Razón ajena a los asedios
No se sabe por qué Paco Camps está como desaparecido desde el día siguiente a la noche electoral, como si Zaplana se lo hubiera tragado para instruirlo así en la victoria como en su gestión.
De buena fe
No hay por qué atribuir a los populeros que nos gobiernan, ni siquiera al gran teórico patatero Rafi Blasco, intención distinta a la que proclaman, de manera que hay que tomar por cierto que la sanidad nunca había funcionado mejor en esta comunidad, que los recursos destinados a paliar las manifestaciones diversas de malestar social son ingentes, en relación con el desdén de anteriores gobiernos socialistas, que somos no ya la referencia, sino la envidia de todas las naciones en lo que toca a la pujanza de nuestra entusiasmada vida cultural y que nunca, en fin, como hasta ahora, esta Comunidad había ocupado el lugar de privilegio y sin complejos que gracias a la gestión de los delegados de José María Aznar en nuestro territorio le corresponde sin que persona de solvencia haya reparado en semejante merecimiento.
Descreídos
El problema de esta gente es que no se ve claro que otras atrocidades pueden cometer, descontadas las ya perpetradas en su dilatada trayectoria de manos libres. Dando por sentado que buena parte del caudal del Ebro se dedicará a desmembrar todavía más nuestra Comunidad mediante la proliferación estratégica de acuosos campos de golfistas, una idea sería elevar la temperatura de la ciudad de Valencia mediante el jolgorio de una perpetua y millonaria Bienal de carácter Bisemestral, con Peter Brook descendiendo desde el Micalet en rappel, Irene Papas recibiendo desde el centro mismo de Mestalla la caída libre en paracaídas de un Paco Roig campió y una hilarante serie televisiva donde Jorge Berlanga dirigiría a Magüi Mira en la representación de la estimulante vida de la estupenda Consuelo Ciscar. Otras ideas me las callo y corro a registrarlas, que nada es gratis.
Otras ficciones
La burbuja tecnológica produce beneficios sin cuento a sus creativos inspiradores y lleva a la ruina a los pequeños inversores que creen jugar sobre seguro apostando sus ahorros a una lotería en la que siempre ganan los tiburones anónimos de moqueta muy tratada y alpargatas de diseño. Lejos de ser un capitalismo de ficción, se trata más bien de exprimir hasta el último euro los resquicios que el capitalismo de tradición esforzada va depositando en el orbe mundial al compás del gran dinero, más móvil que el más veloz de los artefactos de la comunicación globalizada.

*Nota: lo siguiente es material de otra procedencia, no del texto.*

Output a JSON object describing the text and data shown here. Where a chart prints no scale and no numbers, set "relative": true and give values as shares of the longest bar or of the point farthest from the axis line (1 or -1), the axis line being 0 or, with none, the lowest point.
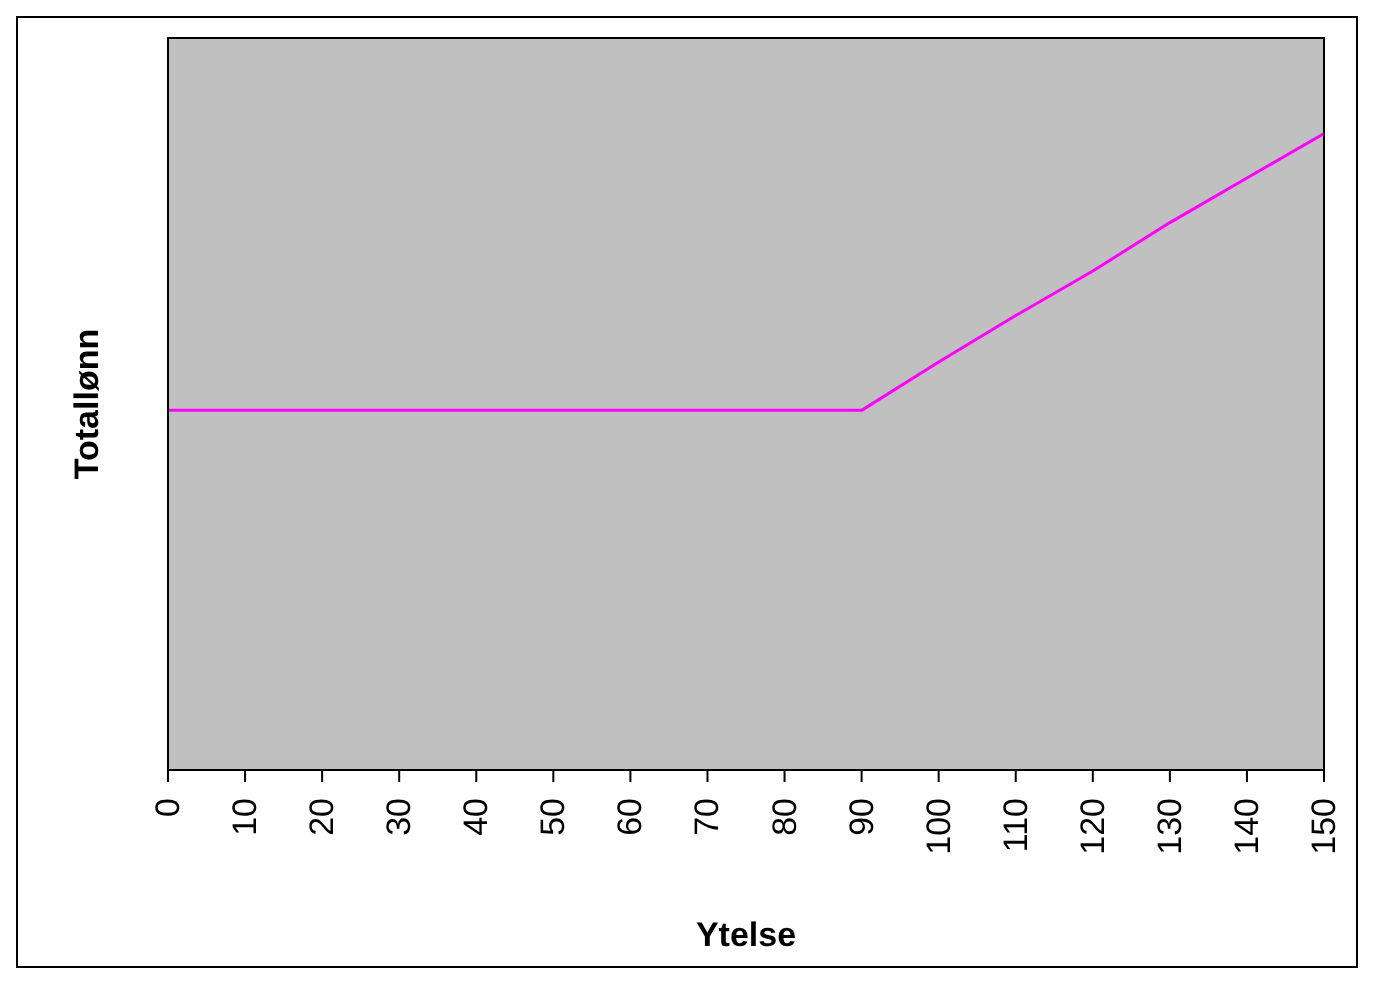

Una mariposa hace la siesta sobre una flor de loto en un Japón cada vez menos remoto, y esa pausa de un almuerzo de insecticida conmociona a Wall Street de tal manera que el índice general desciende un par de puntos y aparecen varios sujetos colgados de la corbata de seda en los postes que señalan el camino a Las Vegas desde el desierto de Mojave. El capitalismo, y tal vez toda nuestra vida -y sus incomprensibles anhelos amojamados- siempre ha sido cosa de ficción más que ciencia, la que sea.
La ilusión del verdugo
Hay que reconocer a Cela el acierto de su primera novela, ese Pascual Duarte que con tanta prosodia escueta se anticipa en otra circunstancia a la famosa inanidad del Mersault de Albert Camus en El extranjero. Viendo el otro día en la tele El verdugo, de Azcona y Berlanga, llama la atención la proliferación de costumbrismos prescindibles que van sembrando el asunto principal, a saber, la conspiración de muchos detalles colaterales que llevan al empleado menor de una funeraria a ajusticiar a garrote vil a un convicto. No es ya que el Nino Manfredi de su mejor época no suministre el tipo de un personaje sin recursos, porque basta con verle en pantalla para saber que su capacidad resolutiva le evitaría los engorros de la dificultad indeseada. Es más bien ese regusto por el retrato de costumbres con Galdós al fondo, esa acumulación de chistes más o menos afortunados en favor de un alegato primario sobre la necesidad encadenada que lleva al protagonista a aceptar todo aquello que asegura detestar. Un autorretrato anticipado.
Que las enseñen
Un problema de alto voltaje democrático para las democracias occidentales son las dudas razonables acerca de la existencia de las armas de destrucción masiva de Sadam Husein que sirvieron como pretexto para machacar a Irak al margen de la legalidad internacional. Esa clase de armamento no parece que pueda ocultarse en un turbante, de manera que si finalmente no aparecen -y no parece que vayan a hacerlo, salvo que alguien se ocupe de trasladarlas al lugar donde las buscan- de manera que alguien tendrá que explicar por qué se destroza un país, por detestable que sea su equipo de gobierno, con la mentira como pretexto o, en el mejor de los casos, con la exageración deliberada como excusa para una intervención atroz y de dudosos resultados todavía.